My vision is still poor compared to others, but I really have learned how to live with it.  I have a large screen computer monitor and I have to take off my glasses to read small print, but my parents still ask me what things say when written in small print.  I haven't tried to drive.  I have a hard time with depth perception.  I don't live a normal 9 to 5 life, so I don't feel where I am lacking.

I love Dr. Vogel for saving my precious sight.  I got a bill from his office.  I was freaking out because I didn't have any money, but I was going to do everything I could to pay him.  I open the envelope to find the list of procedures and there costs.  I almost had a heart attack when I saw the total was over $10,000.  What would I do?  Then I came to what I owe him and it was $8.  I put that money in the mail so fast, it would make your head spin.  I even joked with him that I had to use a stamp to send him that money and he took the price of the stamp off my next bill!

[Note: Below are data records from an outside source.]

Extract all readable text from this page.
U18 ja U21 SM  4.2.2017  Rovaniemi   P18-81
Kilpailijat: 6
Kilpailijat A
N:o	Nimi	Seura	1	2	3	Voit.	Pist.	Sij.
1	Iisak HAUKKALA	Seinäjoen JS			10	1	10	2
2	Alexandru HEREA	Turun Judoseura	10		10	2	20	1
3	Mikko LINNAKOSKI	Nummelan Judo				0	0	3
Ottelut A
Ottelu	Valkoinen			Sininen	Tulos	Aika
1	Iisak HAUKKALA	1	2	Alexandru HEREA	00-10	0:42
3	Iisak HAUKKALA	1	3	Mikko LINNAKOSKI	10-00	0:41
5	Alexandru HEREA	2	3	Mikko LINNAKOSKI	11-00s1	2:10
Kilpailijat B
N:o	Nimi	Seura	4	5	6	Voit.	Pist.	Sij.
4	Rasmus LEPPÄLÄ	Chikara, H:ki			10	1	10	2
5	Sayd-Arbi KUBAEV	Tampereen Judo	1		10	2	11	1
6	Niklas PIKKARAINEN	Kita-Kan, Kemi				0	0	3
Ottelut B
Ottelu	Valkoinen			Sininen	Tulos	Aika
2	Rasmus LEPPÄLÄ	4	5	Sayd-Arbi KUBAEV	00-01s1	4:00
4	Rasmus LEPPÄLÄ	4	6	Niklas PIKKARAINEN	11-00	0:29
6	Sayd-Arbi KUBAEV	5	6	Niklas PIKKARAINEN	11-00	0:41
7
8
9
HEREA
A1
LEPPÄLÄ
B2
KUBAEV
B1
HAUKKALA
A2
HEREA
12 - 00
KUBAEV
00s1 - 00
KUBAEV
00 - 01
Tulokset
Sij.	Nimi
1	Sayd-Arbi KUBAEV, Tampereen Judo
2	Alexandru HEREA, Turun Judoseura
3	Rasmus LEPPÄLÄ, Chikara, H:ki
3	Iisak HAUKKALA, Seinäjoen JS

We need more great men like that.  I am so grateful that Dr. Vogel, just a recommendation from an acquaintance, could change my life so dramatically.  I made this quilt to say thank you.  It is from Beatle fabric.  I had it professionally quilted with peace signs.  I keep trying to send it to Dr. Vogel, but my mother likes it so much she doesn't want to give it up.  I guess I will have to give it to him at an appointment.

Thank you Dr Vogel!  You are the best!